September upgrade. I wrote it on here, to feel like I made a promise to the world so it would be harder to break than if it was just a promise to myself. But I failed. Already. 2nd of September. It was a birthday party, and I had wine. This whole thing was more based on guilt than on truth. I got scared by being so distracted all summer and I wanted to guilt trip myself into getting my shit together. And hey, the core of those intentions is pure, but the way that I applied them was off.
I kept saying September, September, September. Every time I drank too much, ate crap, was lazy, I whispered "September" to myself. As if this was the holy grail.
I had a lot of clarity on all the ways that I keep myself small and all the big dreams that I have been wanting to build but somehow lost the day-to-day motivation for. I lost the momentum. And September was supposed to be the boost.
The plan was to become an angel, basically. Eat vegan-ish. Never touch diet coke again, not drink. Get serious about teaching yoga classes, getting coaching clients. Get a better job. Make more money. Travel more. Write. Do yoga. Have structure. Cook every meal. Be kind. Be tidy. Wash my clothes on time. Keep everything perfect. Be less messy. Look good, be sexy. Move to a different country, have a thriving social life and keep in touch with friends at home. Have a magnificent relationship with my man where we are both grounded and free. Meditate.

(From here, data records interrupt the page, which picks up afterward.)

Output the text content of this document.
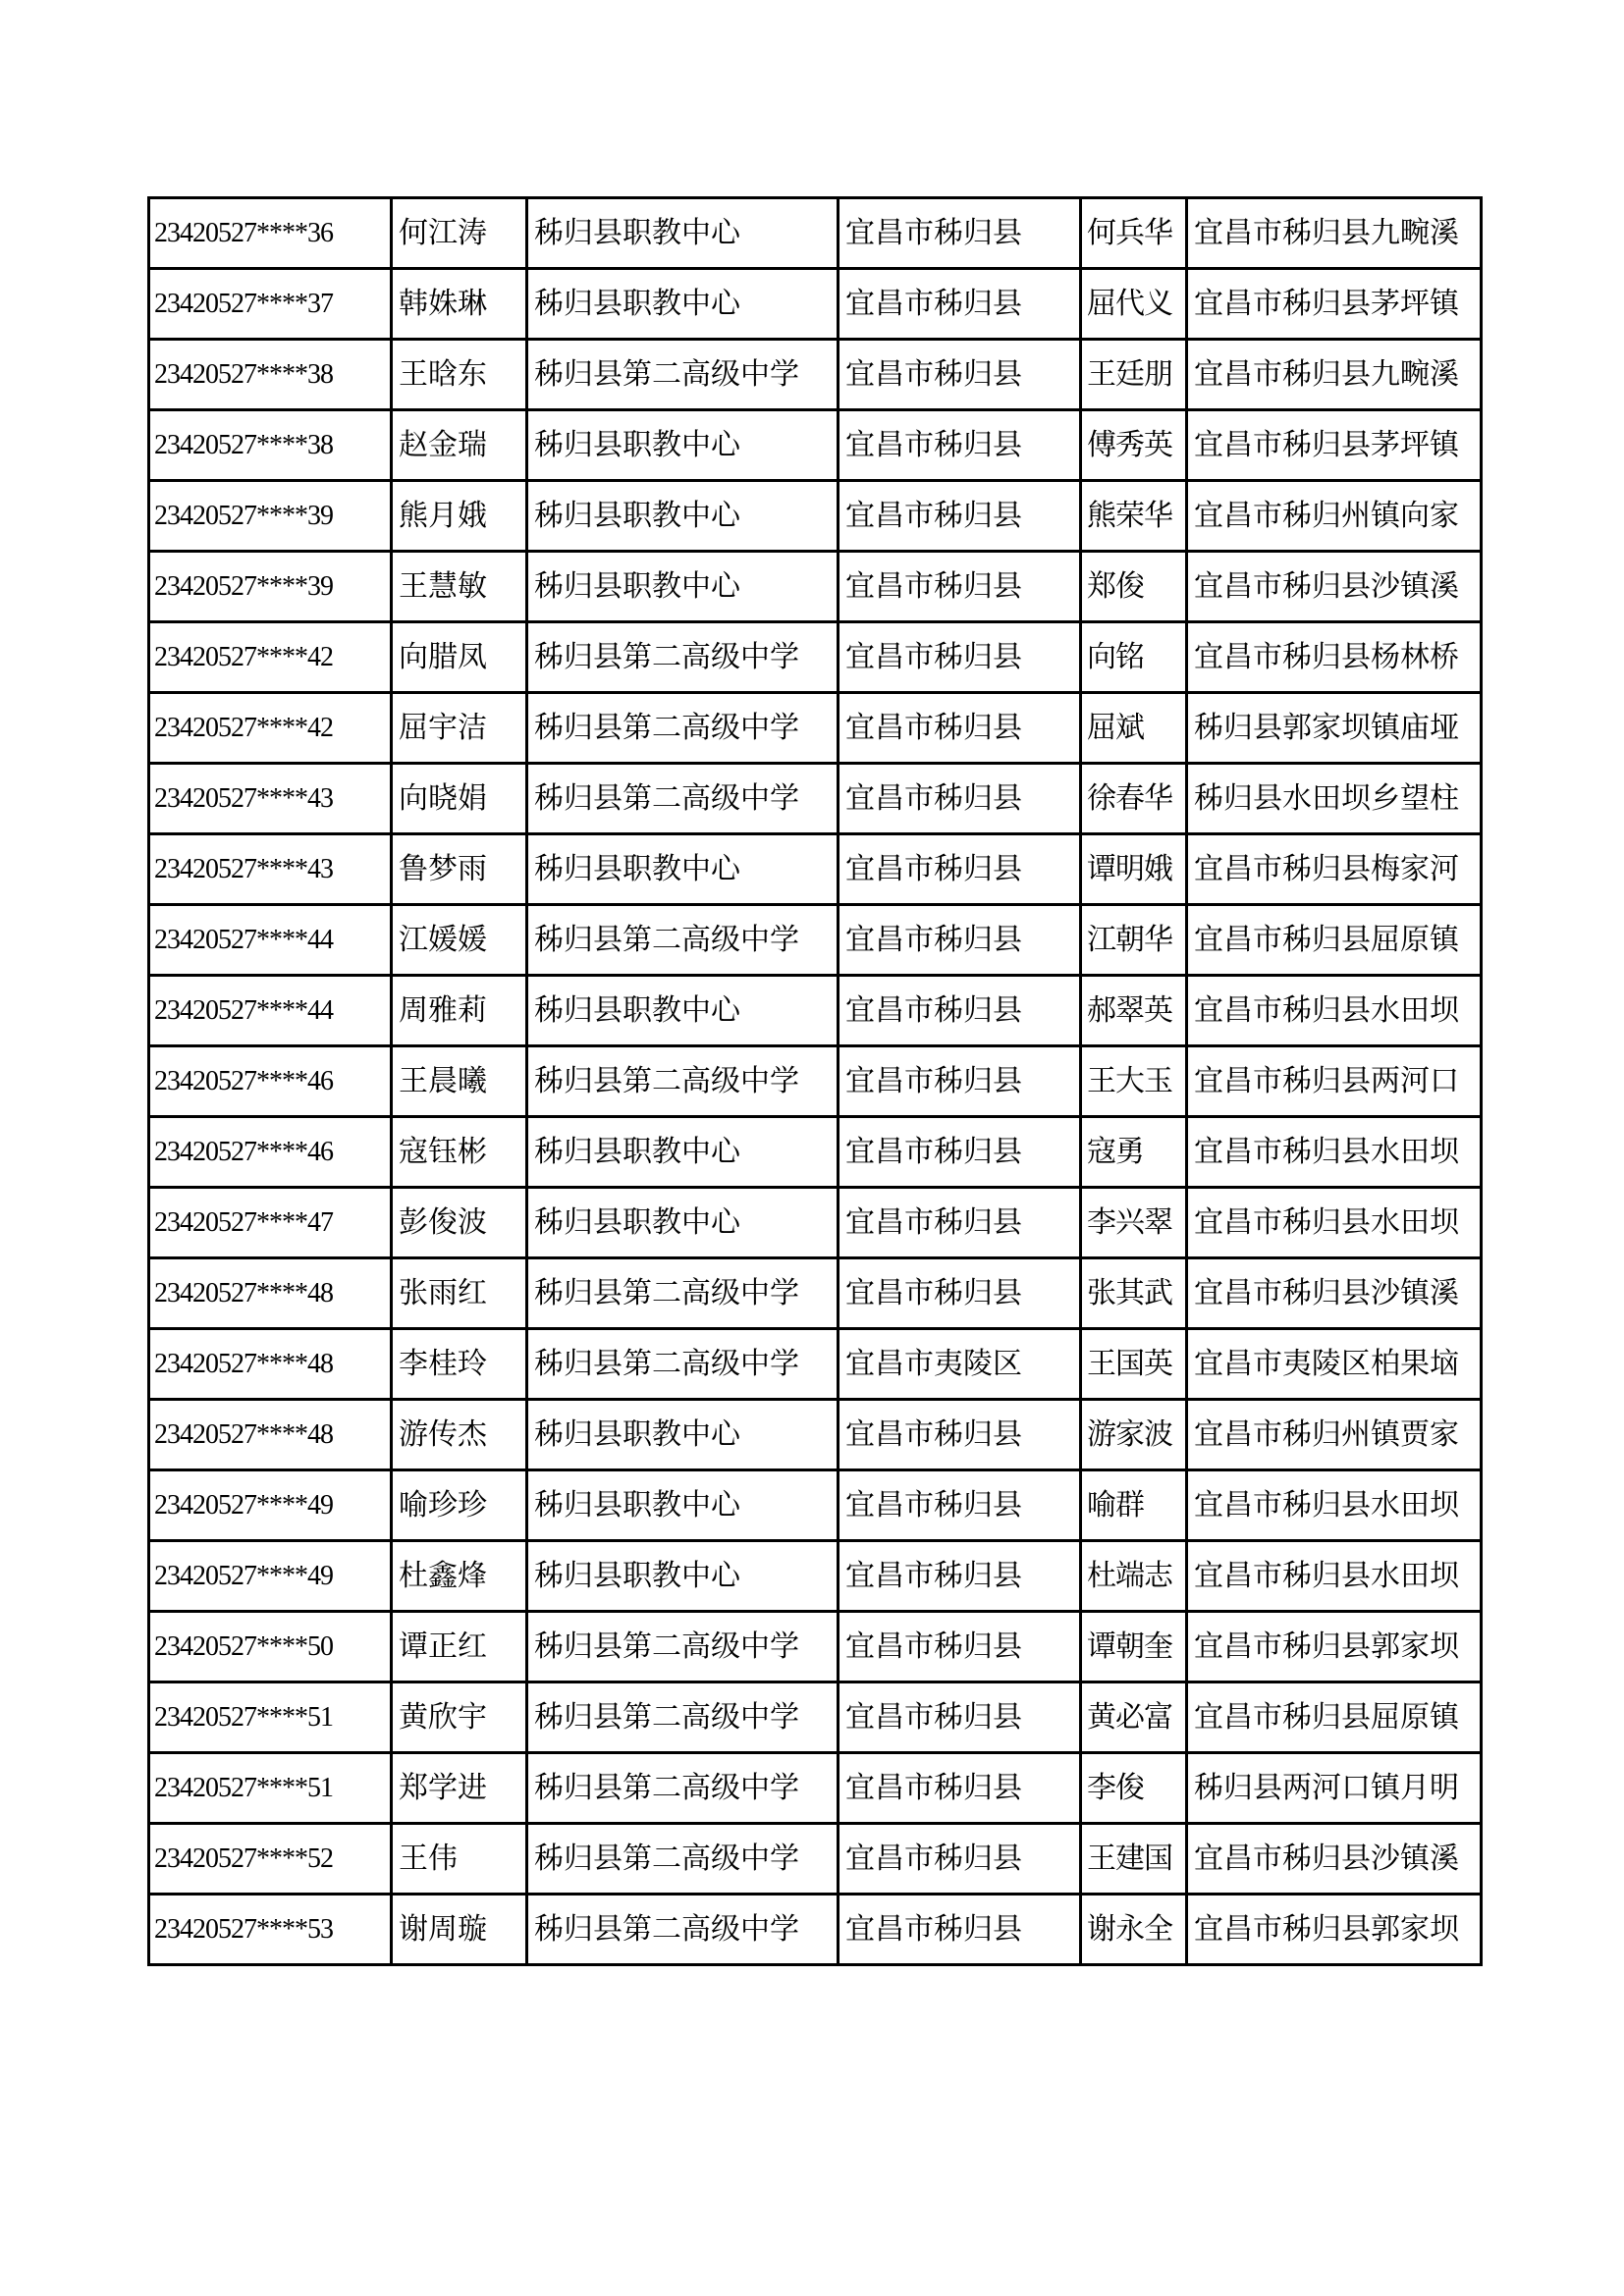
23420527****36	何江涛	秭归县职教中心	宜昌市秭归县	何兵华	宜昌市秭归县九畹溪
23420527****37	韩姝琳	秭归县职教中心	宜昌市秭归县	屈代义	宜昌市秭归县茅坪镇
23420527****38	王晗东	秭归县第二高级中学	宜昌市秭归县	王廷朋	宜昌市秭归县九畹溪
23420527****38	赵金瑞	秭归县职教中心	宜昌市秭归县	傅秀英	宜昌市秭归县茅坪镇
23420527****39	熊月娥	秭归县职教中心	宜昌市秭归县	熊荣华	宜昌市秭归州镇向家
23420527****39	王慧敏	秭归县职教中心	宜昌市秭归县	郑俊	宜昌市秭归县沙镇溪
23420527****42	向腊凤	秭归县第二高级中学	宜昌市秭归县	向铭	宜昌市秭归县杨林桥
23420527****42	屈宇洁	秭归县第二高级中学	宜昌市秭归县	屈斌	秭归县郭家坝镇庙垭
23420527****43	向晓娟	秭归县第二高级中学	宜昌市秭归县	徐春华	秭归县水田坝乡望柱
23420527****43	鲁梦雨	秭归县职教中心	宜昌市秭归县	谭明娥	宜昌市秭归县梅家河
23420527****44	江媛媛	秭归县第二高级中学	宜昌市秭归县	江朝华	宜昌市秭归县屈原镇
23420527****44	周雅莉	秭归县职教中心	宜昌市秭归县	郝翠英	宜昌市秭归县水田坝
23420527****46	王晨曦	秭归县第二高级中学	宜昌市秭归县	王大玉	宜昌市秭归县两河口
23420527****46	寇钰彬	秭归县职教中心	宜昌市秭归县	寇勇	宜昌市秭归县水田坝
23420527****47	彭俊波	秭归县职教中心	宜昌市秭归县	李兴翠	宜昌市秭归县水田坝
23420527****48	张雨红	秭归县第二高级中学	宜昌市秭归县	张其武	宜昌市秭归县沙镇溪
23420527****48	李桂玲	秭归县第二高级中学	宜昌市夷陵区	王国英	宜昌市夷陵区柏果垴
23420527****48	游传杰	秭归县职教中心	宜昌市秭归县	游家波	宜昌市秭归州镇贾家
23420527****49	喻珍珍	秭归县职教中心	宜昌市秭归县	喻群	宜昌市秭归县水田坝
23420527****49	杜鑫烽	秭归县职教中心	宜昌市秭归县	杜端志	宜昌市秭归县水田坝
23420527****50	谭正红	秭归县第二高级中学	宜昌市秭归县	谭朝奎	宜昌市秭归县郭家坝
23420527****51	黄欣宇	秭归县第二高级中学	宜昌市秭归县	黄必富	宜昌市秭归县屈原镇
23420527****51	郑学进	秭归县第二高级中学	宜昌市秭归县	李俊	秭归县两河口镇月明
23420527****52	王伟	秭归县第二高级中学	宜昌市秭归县	王建国	宜昌市秭归县沙镇溪
23420527****53	谢周璇	秭归县第二高级中学	宜昌市秭归县	谢永全	宜昌市秭归县郭家坝
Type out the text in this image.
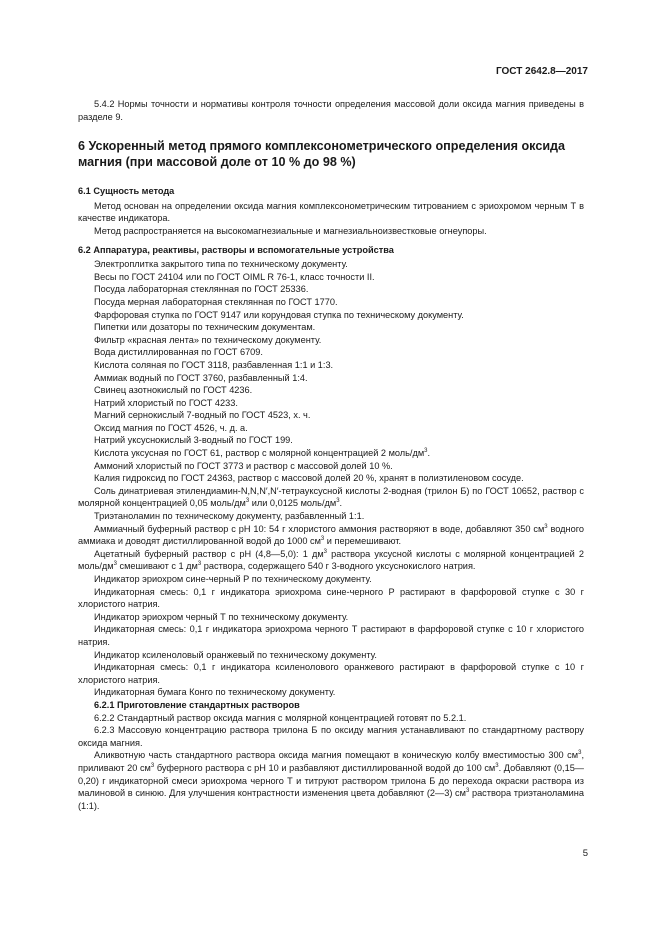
ГОСТ 2642.8—2017

5.4.2 Нормы точности и нормативы контроля точности определения массовой доли оксида магния приведены в разделе 9.

6 Ускоренный метод прямого комплексонометрического определения оксида магния (при массовой доле от 10 % до 98 %)

6.1 Сущность метода

Метод основан на определении оксида магния комплексонометрическим титрованием с эриохромом черным Т в качестве индикатора.

Метод распространяется на высокомагнезиальные и магнезиальноизвестковые огнеупоры.

6.2 Аппаратура, реактивы, растворы и вспомогательные устройства

Электроплитка закрытого типа по техническому документу.

Весы по ГОСТ 24104 или по ГОСТ OIML R 76-1, класс точности II.

Посуда лабораторная стеклянная по ГОСТ 25336.

Посуда мерная лабораторная стеклянная по ГОСТ 1770.

Фарфоровая ступка по ГОСТ 9147 или корундовая ступка по техническому документу.

Пипетки или дозаторы по техническим документам.

Фильтр «красная лента» по техническому документу.

Вода дистиллированная по ГОСТ 6709.

Кислота соляная по ГОСТ 3118, разбавленная 1:1 и 1:3.

Аммиак водный по ГОСТ 3760, разбавленный 1:4.

Свинец азотнокислый по ГОСТ 4236.

Натрий хлористый по ГОСТ 4233.

Магний сернокислый 7-водный по ГОСТ 4523, х. ч.

Оксид магния по ГОСТ 4526, ч. д. а.

Натрий уксуснокислый 3-водный по ГОСТ 199.

Кислота уксусная по ГОСТ 61, раствор с молярной концентрацией 2 моль/$дм^3$.

Аммоний хлористый по ГОСТ 3773 и раствор с массовой долей 10 %.

Калия гидроксид по ГОСТ 24363, раствор с массовой долей 20 %, хранят в полиэтиленовом сосуде.

Соль динатриевая этилендиамин-N,N,N′,N′-тетрауксусной кислоты 2-водная (трилон Б) по ГОСТ 10652, раствор с молярной концентрацией 0,05 моль/$дм^3$ или 0,0125 моль/$дм^3$.

Триэтаноламин по техническому документу, разбавленный 1:1.

Аммиачный буферный раствор с pH 10: 54 г хлористого аммония растворяют в воде, добавляют 350 $см^3$ водного аммиака и доводят дистиллированной водой до 1000 $см^3$ и перемешивают.

Ацетатный буферный раствор с рН (4,8—5,0): 1 $дм^3$ раствора уксусной кислоты с молярной концентрацией 2 моль/$дм^3$ смешивают с 1 $дм^3$ раствора, содержащего 540 г 3-водного уксуснокислого натрия.

Индикатор эриохром сине-черный Р по техническому документу.

Индикаторная смесь: 0,1 г индикатора эриохрома сине-черного Р растирают в фарфоровой ступке с 30 г хлористого натрия.

Индикатор эриохром черный Т по техническому документу.

Индикаторная смесь: 0,1 г индикатора эриохрома черного Т растирают в фарфоровой ступке с 10 г хлористого натрия.

Индикатор ксиленоловый оранжевый по техническому документу.

Индикаторная смесь: 0,1 г индикатора ксиленолового оранжевого растирают в фарфоровой ступке с 10 г хлористого натрия.

Индикаторная бумага Конго по техническому документу.

6.2.1 Приготовление стандартных растворов

6.2.2 Стандартный раствор оксида магния с молярной концентрацией готовят по 5.2.1.

6.2.3 Массовую концентрацию раствора трилона Б по оксиду магния устанавливают по стандартному раствору оксида магния.

Аликвотную часть стандартного раствора оксида магния помещают в коническую колбу вместимостью 300 $см^3$, приливают 20 $см^3$ буферного раствора с pH 10 и разбавляют дистиллированной водой до 100 $см^3$. Добавляют (0,15—0,20) г индикаторной смеси эриохрома черного Т и титруют раствором трилона Б до перехода окраски раствора из малиновой в синюю. Для улучшения контрастности изменения цвета добавляют (2—3) $см^3$ раствора триэтаноламина (1:1).

5
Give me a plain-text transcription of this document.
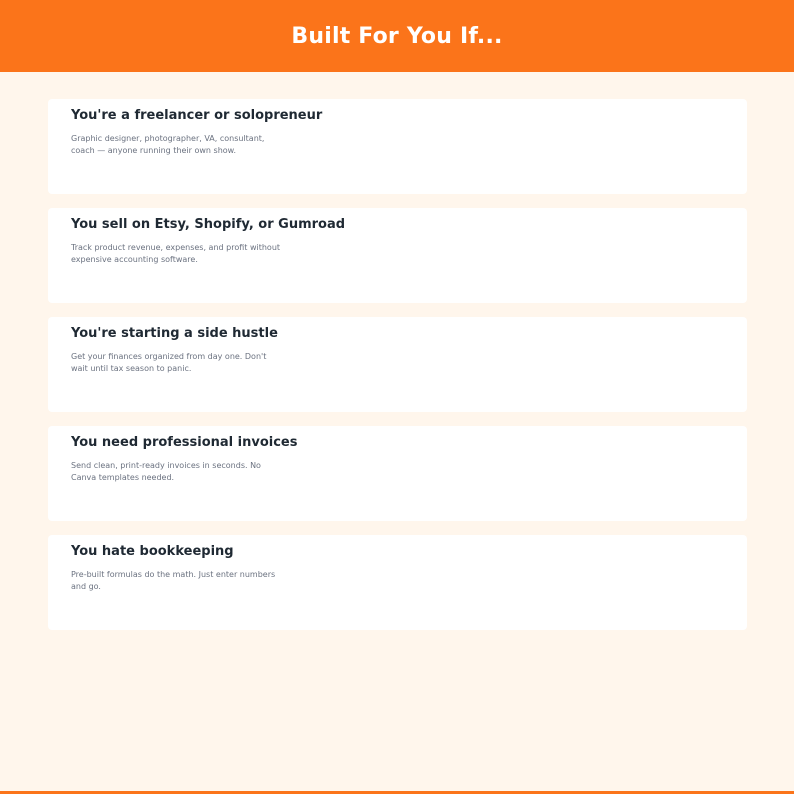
Built For You If...
You're a freelancer or solopreneur
Graphic designer, photographer, VA, consultant, coach — anyone running their own show.
You sell on Etsy, Shopify, or Gumroad
Track product revenue, expenses, and profit without expensive accounting software.
You're starting a side hustle
Get your finances organized from day one. Don't wait until tax season to panic.
You need professional invoices
Send clean, print-ready invoices in seconds. No Canva templates needed.
You hate bookkeeping
Pre-built formulas do the math. Just enter numbers and go.
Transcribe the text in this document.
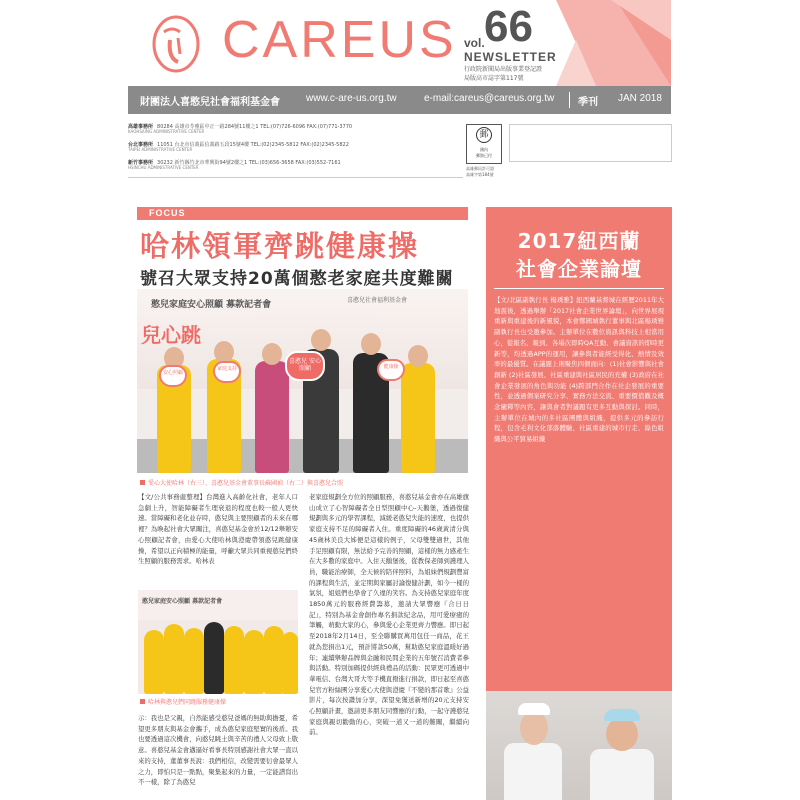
CAREUS vol. 66
NEWSLETTER
行政院新聞局出版事業登記證
局版高市誌字第117號
財團法人喜憨兒社會福利基金會	www.c-are-us.org.tw	e-mail:careus@careus.org.tw 季刊 JAN 2018
高雄事務所 80284 高雄市苓雅區中正一路284號11樓之1 TEL:(07)726-6096 FAX:(07)771-3770
KAOHSIUNG ADMINISTRATIVE CENTER
台北事務所 11051 台北市信義區信義路五段15號4樓 TEL:(02)2345-5812 FAX:(02)2345-5822
TAIPEI ADMINISTRATIVE CENTER
新竹事務所 30232 新竹縣竹北市華興街94號2樓之1 TEL:(03)656-3658 FAX:(03)552-7161
HSINCHU ADMINISTRATIVE CENTER
郵
國內
郵資已付
高雄郵局許可證
高雄字第184號
FOCUS
哈林領軍齊跳健康操
號召大眾支持20萬個憨老家庭共度難關
憨兒家庭安心照顧 募款記者會
兒心跳
喜憨兒社會福利基金會
安心照顧
家庭支持
喜憨兒 安心照顧	健康操
愛心大使哈林（右三）、喜憨兒基金會董事長蘇國禎（右二）與喜憨兒合照
【文/公共事務處整理】台灣進入高齡化社會，老年人口急劇上升，智能障礙者生理衰退的程度也較一般人更快速。當障礙和老化並存時，憨兒與主要照顧者的未來在哪裡？為喚起社會大眾關注，喜憨兒基金會於12/12舉辦安心照顧記者會，由愛心大使哈林與澄慶帶領憨兒跳健康操，希望以正向積極的能量，呼籲大眾共同重視憨兒們終生照顧的服務需求。哈林表
憨兒家庭安心照顧 募款記者會
哈林與憨兒們同跳服務健康操
示：我也是父親，自然能感受憨兒爸媽的無助與擔憂，希望更多朋友與基金會攜手，成為憨兒家庭堅實的後盾。我也要透過這次機會，向憨兒眺土與辛苦的禮人父母致上敬意。喜憨兒基金會邁逼好看事長特別感謝社會大眾一直以來的支持，董董事長說：我們相信，改變需要衍會最眾人之力，即怕只是一點點，聚集起來的力量，一定能譜寫出不一樣，除了為憨兒
老家庭規劃全方位的照顧服務，喜憨兒基金會亦在高雄旗山成立了心智障礙者全日型照顧中心-天鵝堡，透過復健規劃與多元的學習課程，減緩老憨兒失能的速度，也提供家庭支持不足的障礙者入住。重度障礙的46歲黃清分與45歲林美良大姊便是這樣的例子，父母雙雙過世，其他手足照顧有限，無法給予完善的照顧，這樣的無力感產生在大多數的家庭中。入住天鵝堡後，從教保老師到護理人員，職能治療師，全天候的陪伴照料，為姐妹們規劃豐富的課程與生活，並定期與家屬討論復健計劃，如今一樣的氣氛，姐姐們也學會了久違的笑容。為支持憨兒家庭年度1850萬元的服務經費籌募，邀請大眾響應『合日日記』，特別為基金會創作專名捐款紀念品，用可愛療癒的筆觸，萌動大家的心，參與愛心企業更齊力響應。即日起至2018年2月14日，至全聯購買萬用包任一商品，花王就為您捐出1元，預計將款50萬，幫助憨兒家庭溫暖好過年；連續舉辦品牌與金融和民間企業的五年號召消費者參與活動。特別加碼提供經典禮品的活動：民眾更可透過中華電信、台灣大哥大等手機直撥進行捐款，即日起至喜憨兒官方粉絲團分享愛心大使與澄慶『不變的那首歌』公益影片，每次按讚加分享，深望免獲送新增的20元支持安心照顧計畫，邀請更多朋友同響應的行動，一起守護憨兒家庭與親切勸動的心，突破一道又一道的難關，繼續向前。
2017紐西蘭
社會企業論壇
【文/北區副執行長 楊琇雅】紐西蘭基督城在經歷2011年大地震後，透過舉辦「2017社會企業世界論壇」，向世界展現重新與重建後的新風貌，本會鄭國城執行董事與北區楊琇雅副執行長也受邀參加。主辦單位在數位資訊與科技上相當用心，從報名、報到、各場次即時QA互動、會議資訊的即時更新等，均透過APP的運用，讓參與者能經受得化、熱情及效率的最優質。在議題上則聚焦四個面向：(1)社會影響與社會創新 (2)社區發展、社區重建與社區居民的充權 (3)政府在社會企業發展的角色與功能 (4)跨部門合作在社企發展的重要性，並透過個案研究分享、實務方法交流、重要價值觀及概念闡釋等內容，讓與會者對議題有更多互動與探討。同時，主辦單位在城內的多社區團體與組織，提供多元的參訪行程，包含毛利文化部落體驗、社區重建的城市行走、綠色組織與公平貿易組織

But wow. This intention brought me nothing really, except a first class ticket to panick attacks leading up to the first of September.
It is not about bypassing the bullshit and then find myself in this perfectly balanced life. I CANNOT DO IT ALL AT ONCE. There, if I want to call that failure that is that, but I can call it human to.
It was a birthday party and I had wine, even though I so carefully went to the store to get myself some other options. I realized this/ there was some wisdom beyond the disappointment in myself - if I would dare to let myself go there.
I realized I want a lot of things, and I will get them. In a way. In wanting a lot of things, sometimes one thing will be more important than another. This summer was for freedom and integration and love. September seems to call for restructuring and ambition. Both are okay. The things I want will come and go like waves, roll over each other, one after the other. The waves will be different but they come from the same ocean. I just have to surrender to that timing and keep my head above water.
I will get there by continuously connecting to that vision and fueling it with inspired action. By getting myself in a high-vibe place and doing the work to stay there.It is in doing the work to stay aware about what blocks me on my way there and about doing the work to find ways to get rid of the blocks or ways to move around them.
Right now, alcohol is a block. Diet coke is a block.
And that is where I need to focus on, that is a priority, that wave will roll over into the other waves that are waiting to gain force. That is where I start now. I don't have to micromanage career and relationships and food, if I am trying to tackle one thing. And this one thing is connected to a lot of other things - if I focus on drinking less and drinking with more awareness if I do, that will automatically be good for the food choices I make, the energy I have, and the presence I can put into my work and the people around me.
It is not about cramming in new ambition, or expecting myself to do everything all at once. It is simply about starting where we are, optimizing that, so we can make way for what wants to happen through us.
It is not about forcing any 30 day thing to happen, although it can help. It is not that hard to stop anything for 30 days, it is just like holding your breath too long – it can be uncomfortable but then you breathe again. It is more about learning why this habits cling to us, why we need them, to invite them in and then to let them go. It is not about stopping to do anything with force; it is about getting ready to let it go. About learning the lessons so it can fall away naturally.
In wanting to forcefully cut the negative habits out of my life all at once, I achieve nothing. In wanting to handle all the ups and downs of this life at once, the only thing I do is freeze.
I don't have to prove anyone I can stop anything for a number of days. I do have to prove myself that I can stay awake to the dynamics in my life and deal with them.
I guess this is just a call to grow up, to focus on what is real and to let the rest fall away. Gently, with understanding. So that what I create has more to do with freedom than restriction, more with abundance than lack, more with expression than self-containment.
That is a September Upgrade for you. So I guess I did not fail after all.